Néanmoins, elle tente une explication : « Peut-être parce que les Français sont attachés à la bouteille. Les clients n’avaient pas forcément l’occasion de déguster donc c’est davantage lié à l’image que le produit renvoyait. » En somme, une image de mauvaise qualité reste attachée à la canette. À tel point qu’elle ne constitue pas pour V and B une priorité. Le groupe a néanmoins réinvesti le segment, avec le vin sans alcool. Une manière de « casser le côté déceptif », comme l’explique Noémie Brochard, cheffe de groupe sans alcool, en évitant la comparaison entre le sans-alcool et le vin classique. À l’inverse, Brigitte Després croit en la canette, alors qu’elle a commercialisé en 2023 environ 120 000 unités, avec un sourcing attentif auprès de « vignerons indépendants et certifiés ».

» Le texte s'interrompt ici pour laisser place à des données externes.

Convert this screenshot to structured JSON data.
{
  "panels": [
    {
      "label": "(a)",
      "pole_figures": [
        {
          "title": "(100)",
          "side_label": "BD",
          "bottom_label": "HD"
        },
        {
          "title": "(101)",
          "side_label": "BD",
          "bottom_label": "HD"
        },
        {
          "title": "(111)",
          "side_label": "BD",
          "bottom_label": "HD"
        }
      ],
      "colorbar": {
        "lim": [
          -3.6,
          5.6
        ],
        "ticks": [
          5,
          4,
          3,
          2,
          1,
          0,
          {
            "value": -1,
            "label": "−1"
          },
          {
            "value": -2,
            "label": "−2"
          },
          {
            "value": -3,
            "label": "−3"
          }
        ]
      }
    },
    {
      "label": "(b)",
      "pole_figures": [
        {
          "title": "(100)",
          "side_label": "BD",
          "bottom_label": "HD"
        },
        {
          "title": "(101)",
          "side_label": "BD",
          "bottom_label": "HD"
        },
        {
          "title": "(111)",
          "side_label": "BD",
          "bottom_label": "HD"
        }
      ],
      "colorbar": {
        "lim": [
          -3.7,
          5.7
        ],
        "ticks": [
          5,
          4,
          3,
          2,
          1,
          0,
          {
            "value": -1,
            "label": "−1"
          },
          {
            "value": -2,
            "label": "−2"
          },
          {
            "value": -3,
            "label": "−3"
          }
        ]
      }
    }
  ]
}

Et ce, dans une logique de soutien à la filière vitivinicole : « Être réfractaire à l’innovation, c’est se tirer une balle dans le pied. La canette correspond à un produit facilement accessible pour les jeunes. » Un argument qui porte dans une époque de déconsommation de vin. « Les modes de consommation ont évolué. La canette peut correspondre aux personnes célibataires, aux familles monoparentales. De plus, les jeunes boivent moins d’alcool et sont davantage portés sur la bière », justifie-t-elle, en soulignant l’aspect écoresponsable du format. « La canette n’altère pas le goût du vin », ajoute-t-elle. Aussi, « elle permet un gain de place et un gain de temps parce qu’elle évite le service », témoigne Pierre Teillet, qui tient Le Dépanneur, brasserie diner à Celles-sur-Belle (Deux-Sèvres), avec un service au comptoir.

Depuis trois ans, il ne sert plus que du vin au format canette. S’il ne cache pas « avoir pris un risque, étant en milieu rural », ni que « les ventes de vin ont un peu baissé », il ne regrette rien : « J’ai développé le marché des camping-caristes. » Enfin, le vin en canette ne semble pas convenir à tous les CHR. « Je ne vise pas les restaurateurs qui font de la vente sur place, mais plutôt ceux qui pratiquent la vente à emporter ou les hôteliers [pour les minibars, NDLR] », conclut Brigitte Després.